Y me prometo que en el año 2011 voy a desengancharme para siempre
No hago más que escuchar dentro de mí esa voluntariosa (aunque a veces también perversa) vocecita interior que todos tenemos dentro (y que en mi caso es exactamente igual a la de la actriz y cantante Najwa Nimri) susurrándome esta vez sí, campeón, esta vez lo vas a conseguir, pero es 31 de diciembre y mi parte adictiva se resiste argumentando que aún me quedan unas horas, que tengo tiempo para una sesión más, y que prometo que el año que viene se acabó, que el 2011 va a ser el año definitivo en el que voy a desengancharme, en el que voy a conseguir dejarlo para siempre.
De modo que a primera hora de la mañana me dirijo a un barrio del extrarradio (vestido con sudadera oscura con capucha y gafas negras; aunque siempre tengo la opresiva sensación de que así consigo lo contrario de lo que pretendo, y de que con esa pinta clásica de alguien que quiere pasar desapercibido estoy siendo como un faro que emite señales a un kilómetro de distancia) donde conozco a tipos que tienen toda clase de mierda. Compro toda cuanta puedo (antes siempre tenía en casa, pero desde que se repite el proceso de recaída, culpa y arrepentimiento, cada vez que uso y me hago daño me deshago de toda y dejo la casa limpia), también varias botella grandes de agua mineral y galletas Príncipe y gominolas (nada de alcohol: la mezcla es demasiado fuerte) y me voy a casa como una sombra pecadora.

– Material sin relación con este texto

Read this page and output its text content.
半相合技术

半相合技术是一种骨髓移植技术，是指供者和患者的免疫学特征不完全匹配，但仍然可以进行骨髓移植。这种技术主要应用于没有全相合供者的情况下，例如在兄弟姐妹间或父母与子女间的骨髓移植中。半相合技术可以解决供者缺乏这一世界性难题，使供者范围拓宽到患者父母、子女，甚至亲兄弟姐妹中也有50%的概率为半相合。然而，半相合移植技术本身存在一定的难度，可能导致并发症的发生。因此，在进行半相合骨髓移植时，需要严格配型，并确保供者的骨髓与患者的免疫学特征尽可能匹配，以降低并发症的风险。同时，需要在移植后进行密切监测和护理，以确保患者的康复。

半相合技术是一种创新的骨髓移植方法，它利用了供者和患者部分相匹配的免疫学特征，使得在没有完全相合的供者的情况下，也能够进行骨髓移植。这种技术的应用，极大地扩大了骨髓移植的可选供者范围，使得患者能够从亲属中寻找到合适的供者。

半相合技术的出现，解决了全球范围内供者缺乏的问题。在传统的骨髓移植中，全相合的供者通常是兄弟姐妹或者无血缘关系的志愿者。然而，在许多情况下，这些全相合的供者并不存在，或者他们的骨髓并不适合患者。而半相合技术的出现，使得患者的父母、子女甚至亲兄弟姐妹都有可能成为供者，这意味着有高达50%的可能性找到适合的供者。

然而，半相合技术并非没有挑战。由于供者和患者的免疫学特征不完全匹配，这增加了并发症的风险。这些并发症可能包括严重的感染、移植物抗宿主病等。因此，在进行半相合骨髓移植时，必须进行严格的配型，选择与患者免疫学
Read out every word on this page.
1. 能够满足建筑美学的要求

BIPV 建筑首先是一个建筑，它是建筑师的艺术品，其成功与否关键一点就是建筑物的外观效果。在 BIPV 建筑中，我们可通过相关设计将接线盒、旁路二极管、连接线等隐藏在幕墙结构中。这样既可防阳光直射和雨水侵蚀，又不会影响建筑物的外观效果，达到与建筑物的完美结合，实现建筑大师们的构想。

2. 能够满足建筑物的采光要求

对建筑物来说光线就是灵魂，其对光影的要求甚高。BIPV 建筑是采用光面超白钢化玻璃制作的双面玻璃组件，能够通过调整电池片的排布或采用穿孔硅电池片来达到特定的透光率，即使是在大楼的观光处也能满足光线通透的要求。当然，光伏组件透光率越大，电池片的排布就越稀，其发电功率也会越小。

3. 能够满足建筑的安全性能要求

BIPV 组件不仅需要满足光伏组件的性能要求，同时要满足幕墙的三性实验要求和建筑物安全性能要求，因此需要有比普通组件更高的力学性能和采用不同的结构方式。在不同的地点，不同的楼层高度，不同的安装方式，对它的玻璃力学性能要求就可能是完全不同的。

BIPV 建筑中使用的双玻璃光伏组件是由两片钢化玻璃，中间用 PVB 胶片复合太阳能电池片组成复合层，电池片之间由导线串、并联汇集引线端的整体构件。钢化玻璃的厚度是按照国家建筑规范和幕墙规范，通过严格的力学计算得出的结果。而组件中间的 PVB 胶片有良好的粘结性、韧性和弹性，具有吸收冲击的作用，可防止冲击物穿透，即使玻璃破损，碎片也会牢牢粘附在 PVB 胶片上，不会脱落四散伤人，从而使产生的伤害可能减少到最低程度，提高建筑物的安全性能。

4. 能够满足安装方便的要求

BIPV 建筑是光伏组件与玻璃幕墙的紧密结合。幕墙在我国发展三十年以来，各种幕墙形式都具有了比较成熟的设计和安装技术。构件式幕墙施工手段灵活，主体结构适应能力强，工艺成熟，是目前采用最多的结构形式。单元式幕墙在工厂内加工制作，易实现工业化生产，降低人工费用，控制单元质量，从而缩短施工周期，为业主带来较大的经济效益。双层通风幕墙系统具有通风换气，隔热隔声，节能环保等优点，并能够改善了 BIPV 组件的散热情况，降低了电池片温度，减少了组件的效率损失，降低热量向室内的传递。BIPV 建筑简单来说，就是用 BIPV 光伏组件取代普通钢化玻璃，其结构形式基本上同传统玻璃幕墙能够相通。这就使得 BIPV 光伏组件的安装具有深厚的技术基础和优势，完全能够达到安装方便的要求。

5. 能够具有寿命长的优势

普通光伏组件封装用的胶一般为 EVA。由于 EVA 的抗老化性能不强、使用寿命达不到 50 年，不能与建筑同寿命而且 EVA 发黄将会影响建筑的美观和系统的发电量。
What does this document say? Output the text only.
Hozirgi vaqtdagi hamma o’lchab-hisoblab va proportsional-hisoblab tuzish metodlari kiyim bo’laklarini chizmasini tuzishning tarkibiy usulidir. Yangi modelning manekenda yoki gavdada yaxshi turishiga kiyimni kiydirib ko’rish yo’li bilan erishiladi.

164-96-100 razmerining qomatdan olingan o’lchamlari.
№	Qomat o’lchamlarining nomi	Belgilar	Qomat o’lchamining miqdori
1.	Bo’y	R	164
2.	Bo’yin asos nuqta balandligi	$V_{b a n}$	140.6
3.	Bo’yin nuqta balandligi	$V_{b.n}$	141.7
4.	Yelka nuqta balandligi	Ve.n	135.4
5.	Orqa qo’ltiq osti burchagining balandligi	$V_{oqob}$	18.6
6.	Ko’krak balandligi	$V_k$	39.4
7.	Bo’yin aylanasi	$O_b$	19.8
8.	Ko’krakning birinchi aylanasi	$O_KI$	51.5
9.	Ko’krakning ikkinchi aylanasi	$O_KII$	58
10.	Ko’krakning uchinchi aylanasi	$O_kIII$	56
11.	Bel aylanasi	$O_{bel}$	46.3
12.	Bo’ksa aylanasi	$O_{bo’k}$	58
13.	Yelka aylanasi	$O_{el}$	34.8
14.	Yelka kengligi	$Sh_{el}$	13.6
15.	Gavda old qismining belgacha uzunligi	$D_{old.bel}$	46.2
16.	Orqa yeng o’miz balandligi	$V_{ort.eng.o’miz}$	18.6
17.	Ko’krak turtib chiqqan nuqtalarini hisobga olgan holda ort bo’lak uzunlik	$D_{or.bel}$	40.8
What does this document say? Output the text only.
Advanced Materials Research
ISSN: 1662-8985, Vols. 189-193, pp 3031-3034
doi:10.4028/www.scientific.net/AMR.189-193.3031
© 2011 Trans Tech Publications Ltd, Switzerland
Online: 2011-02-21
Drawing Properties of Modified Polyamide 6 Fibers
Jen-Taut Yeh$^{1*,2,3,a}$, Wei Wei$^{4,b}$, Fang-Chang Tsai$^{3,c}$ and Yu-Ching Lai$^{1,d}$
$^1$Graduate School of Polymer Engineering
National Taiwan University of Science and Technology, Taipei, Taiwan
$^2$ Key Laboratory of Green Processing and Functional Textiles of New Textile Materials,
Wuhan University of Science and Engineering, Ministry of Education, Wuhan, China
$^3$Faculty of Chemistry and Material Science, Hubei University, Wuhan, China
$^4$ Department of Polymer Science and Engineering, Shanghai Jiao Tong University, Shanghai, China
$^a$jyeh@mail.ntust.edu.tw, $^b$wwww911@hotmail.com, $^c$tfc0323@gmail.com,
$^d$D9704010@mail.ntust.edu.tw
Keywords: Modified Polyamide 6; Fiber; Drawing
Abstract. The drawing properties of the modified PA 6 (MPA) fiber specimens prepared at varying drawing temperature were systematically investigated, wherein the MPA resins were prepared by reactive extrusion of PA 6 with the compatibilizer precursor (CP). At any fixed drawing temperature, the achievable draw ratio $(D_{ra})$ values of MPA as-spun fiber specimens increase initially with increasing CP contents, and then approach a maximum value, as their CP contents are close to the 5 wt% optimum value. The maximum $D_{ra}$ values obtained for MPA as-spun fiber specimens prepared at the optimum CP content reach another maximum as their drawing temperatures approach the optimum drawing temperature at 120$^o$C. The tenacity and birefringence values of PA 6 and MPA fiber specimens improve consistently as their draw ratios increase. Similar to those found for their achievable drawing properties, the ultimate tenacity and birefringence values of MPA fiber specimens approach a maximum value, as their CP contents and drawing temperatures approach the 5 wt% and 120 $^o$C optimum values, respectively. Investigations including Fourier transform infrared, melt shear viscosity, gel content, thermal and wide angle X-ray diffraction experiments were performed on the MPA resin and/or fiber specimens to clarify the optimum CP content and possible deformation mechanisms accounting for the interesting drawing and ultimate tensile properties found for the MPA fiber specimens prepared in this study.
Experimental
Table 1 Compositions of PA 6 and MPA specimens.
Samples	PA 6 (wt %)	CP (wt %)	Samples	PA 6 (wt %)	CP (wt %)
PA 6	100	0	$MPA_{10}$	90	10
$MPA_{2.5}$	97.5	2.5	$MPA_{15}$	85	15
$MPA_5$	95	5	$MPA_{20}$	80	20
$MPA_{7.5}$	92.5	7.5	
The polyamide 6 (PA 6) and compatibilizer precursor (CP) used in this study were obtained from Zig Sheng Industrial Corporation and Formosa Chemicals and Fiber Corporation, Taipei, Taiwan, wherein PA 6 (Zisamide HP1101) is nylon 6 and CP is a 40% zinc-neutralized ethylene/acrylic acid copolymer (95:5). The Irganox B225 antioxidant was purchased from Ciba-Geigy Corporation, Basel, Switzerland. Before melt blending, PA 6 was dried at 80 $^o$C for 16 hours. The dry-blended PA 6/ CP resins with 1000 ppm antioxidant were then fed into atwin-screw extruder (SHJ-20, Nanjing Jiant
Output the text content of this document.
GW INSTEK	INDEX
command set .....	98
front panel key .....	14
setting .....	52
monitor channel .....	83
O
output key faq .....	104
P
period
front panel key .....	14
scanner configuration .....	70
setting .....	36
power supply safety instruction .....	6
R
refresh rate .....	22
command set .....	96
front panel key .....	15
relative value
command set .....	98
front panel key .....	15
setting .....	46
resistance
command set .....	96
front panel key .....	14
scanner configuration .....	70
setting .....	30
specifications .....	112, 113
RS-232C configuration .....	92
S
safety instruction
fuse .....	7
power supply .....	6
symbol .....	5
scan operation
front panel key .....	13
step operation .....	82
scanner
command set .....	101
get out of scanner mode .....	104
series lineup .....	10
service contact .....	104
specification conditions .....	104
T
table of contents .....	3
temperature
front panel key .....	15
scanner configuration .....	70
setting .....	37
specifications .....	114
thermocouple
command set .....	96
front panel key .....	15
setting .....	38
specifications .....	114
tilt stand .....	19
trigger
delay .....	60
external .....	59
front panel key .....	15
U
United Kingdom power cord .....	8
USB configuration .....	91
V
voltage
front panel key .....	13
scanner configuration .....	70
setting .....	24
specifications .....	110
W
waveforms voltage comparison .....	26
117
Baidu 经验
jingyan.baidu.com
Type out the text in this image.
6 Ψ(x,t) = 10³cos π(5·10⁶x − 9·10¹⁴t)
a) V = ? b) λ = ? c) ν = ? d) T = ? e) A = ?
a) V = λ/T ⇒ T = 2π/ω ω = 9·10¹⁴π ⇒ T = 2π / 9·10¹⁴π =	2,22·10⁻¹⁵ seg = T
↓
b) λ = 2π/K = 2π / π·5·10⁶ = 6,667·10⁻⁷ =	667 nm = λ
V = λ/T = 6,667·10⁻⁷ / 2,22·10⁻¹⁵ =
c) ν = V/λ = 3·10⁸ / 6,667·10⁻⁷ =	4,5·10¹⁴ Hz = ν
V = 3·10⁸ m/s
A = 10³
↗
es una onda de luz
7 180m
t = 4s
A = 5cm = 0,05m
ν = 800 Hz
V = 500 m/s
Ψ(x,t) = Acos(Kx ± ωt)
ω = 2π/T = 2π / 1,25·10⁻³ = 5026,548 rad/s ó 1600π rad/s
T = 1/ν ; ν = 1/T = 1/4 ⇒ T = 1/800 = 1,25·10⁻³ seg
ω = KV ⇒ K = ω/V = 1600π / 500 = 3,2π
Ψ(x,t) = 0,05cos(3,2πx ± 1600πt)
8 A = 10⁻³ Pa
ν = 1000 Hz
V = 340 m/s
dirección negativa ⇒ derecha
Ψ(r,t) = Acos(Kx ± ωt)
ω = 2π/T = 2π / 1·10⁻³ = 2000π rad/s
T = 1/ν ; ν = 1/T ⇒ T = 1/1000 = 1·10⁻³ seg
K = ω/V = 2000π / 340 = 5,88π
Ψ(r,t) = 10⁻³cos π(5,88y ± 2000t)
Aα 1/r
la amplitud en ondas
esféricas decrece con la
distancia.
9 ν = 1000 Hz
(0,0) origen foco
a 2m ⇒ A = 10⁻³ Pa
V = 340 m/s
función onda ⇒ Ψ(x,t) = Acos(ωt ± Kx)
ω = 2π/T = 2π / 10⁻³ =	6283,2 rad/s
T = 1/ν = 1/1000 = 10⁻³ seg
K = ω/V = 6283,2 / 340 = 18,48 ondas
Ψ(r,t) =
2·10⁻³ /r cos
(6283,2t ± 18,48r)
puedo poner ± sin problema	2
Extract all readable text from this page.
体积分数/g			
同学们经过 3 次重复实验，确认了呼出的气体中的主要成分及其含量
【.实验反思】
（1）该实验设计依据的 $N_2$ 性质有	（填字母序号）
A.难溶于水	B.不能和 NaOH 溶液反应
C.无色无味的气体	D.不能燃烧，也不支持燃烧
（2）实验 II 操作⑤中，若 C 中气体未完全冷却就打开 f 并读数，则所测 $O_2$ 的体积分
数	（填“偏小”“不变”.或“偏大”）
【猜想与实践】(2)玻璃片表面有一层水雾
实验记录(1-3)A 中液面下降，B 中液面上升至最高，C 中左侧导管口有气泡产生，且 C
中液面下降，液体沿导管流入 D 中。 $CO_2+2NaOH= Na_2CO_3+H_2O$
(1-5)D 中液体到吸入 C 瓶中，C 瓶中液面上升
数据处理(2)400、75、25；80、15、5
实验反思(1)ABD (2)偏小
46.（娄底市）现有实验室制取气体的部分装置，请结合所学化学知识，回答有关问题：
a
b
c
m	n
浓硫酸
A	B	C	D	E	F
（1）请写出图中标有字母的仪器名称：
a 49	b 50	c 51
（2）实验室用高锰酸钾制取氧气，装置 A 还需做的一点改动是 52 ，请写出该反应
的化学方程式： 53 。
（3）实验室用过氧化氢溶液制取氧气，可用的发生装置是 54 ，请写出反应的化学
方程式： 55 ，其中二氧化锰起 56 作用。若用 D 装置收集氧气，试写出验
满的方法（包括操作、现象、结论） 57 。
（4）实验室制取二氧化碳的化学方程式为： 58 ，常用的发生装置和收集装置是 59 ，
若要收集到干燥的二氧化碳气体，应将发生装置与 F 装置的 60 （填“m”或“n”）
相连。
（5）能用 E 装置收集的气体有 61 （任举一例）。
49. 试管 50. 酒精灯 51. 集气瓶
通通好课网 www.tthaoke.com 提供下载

Cierro todas las ventanas y bajo todas las persianas, desconecto el fijo y el móvil, preparo todo el material alrededor del sofá con la intención de no moverme de allí hasta las doce de la noche, cuando den las campanadas y se acabe otro año infausto, otro año enganchando y sintiéndome sucio y marginado y lleno de culpa y rabia y desprecio hacia mí mismo.
Pero me digo que es la última vez, y le prometo a Najwa Nimri que es la última vez, y ella me repite con su voz de transformador de baja tensión que sí, campeón, que esta vez lo vas a conseguir. Y después ya no quiero saber nada más, ya no quiero escuchar nada más. Me concentro en lo que voy a hacer, empiezo con el primero, y el mundo tal y como lo conocemos desparece para convertirse en una representación alucinada, un viaje por los rincones más recónditos y sinceros y terribles de la mente. Uno tras otro voy cayendo a un pozo de percepción poliédrica, el cuerpo me tiembla, y el sudor crece en mis sienes y en mi cuello como una cosecha de húmeda inquietud. Pasan las horas y los temblores y escalofríos me van dejando exhausto, y mi voluntad se adelgaza hasta una partícula indecente e infinitesimal.
Y a eso de las once y media de la noche, con el último que soy capaz de digerir, el artículo Cinematógrafo, caleidoscopio y olla exprés: el tiempo cosmológico según Bergson, me siento destruido, y rompo todas los artículos y lanzo contra las paredes las páginas de Le Monde Diplomatique y Revista de Occidente y Science y Annals of Mathematics y Claves de Razón Práctica y toda esa basura intelectual y me siento avergonzado y lloro y me digo que nunca más, que a partir del 2011 solo leeré Diez minutos y Lecturas y Hola y La Revista de Ana Rosa y seré limpio; ¡Oh Belén Esteban, perdona mi mezquina debilidad, porque he querido ser reflexivo y perspicaz y he deseado saber! ¡Oh Belén, perdóname!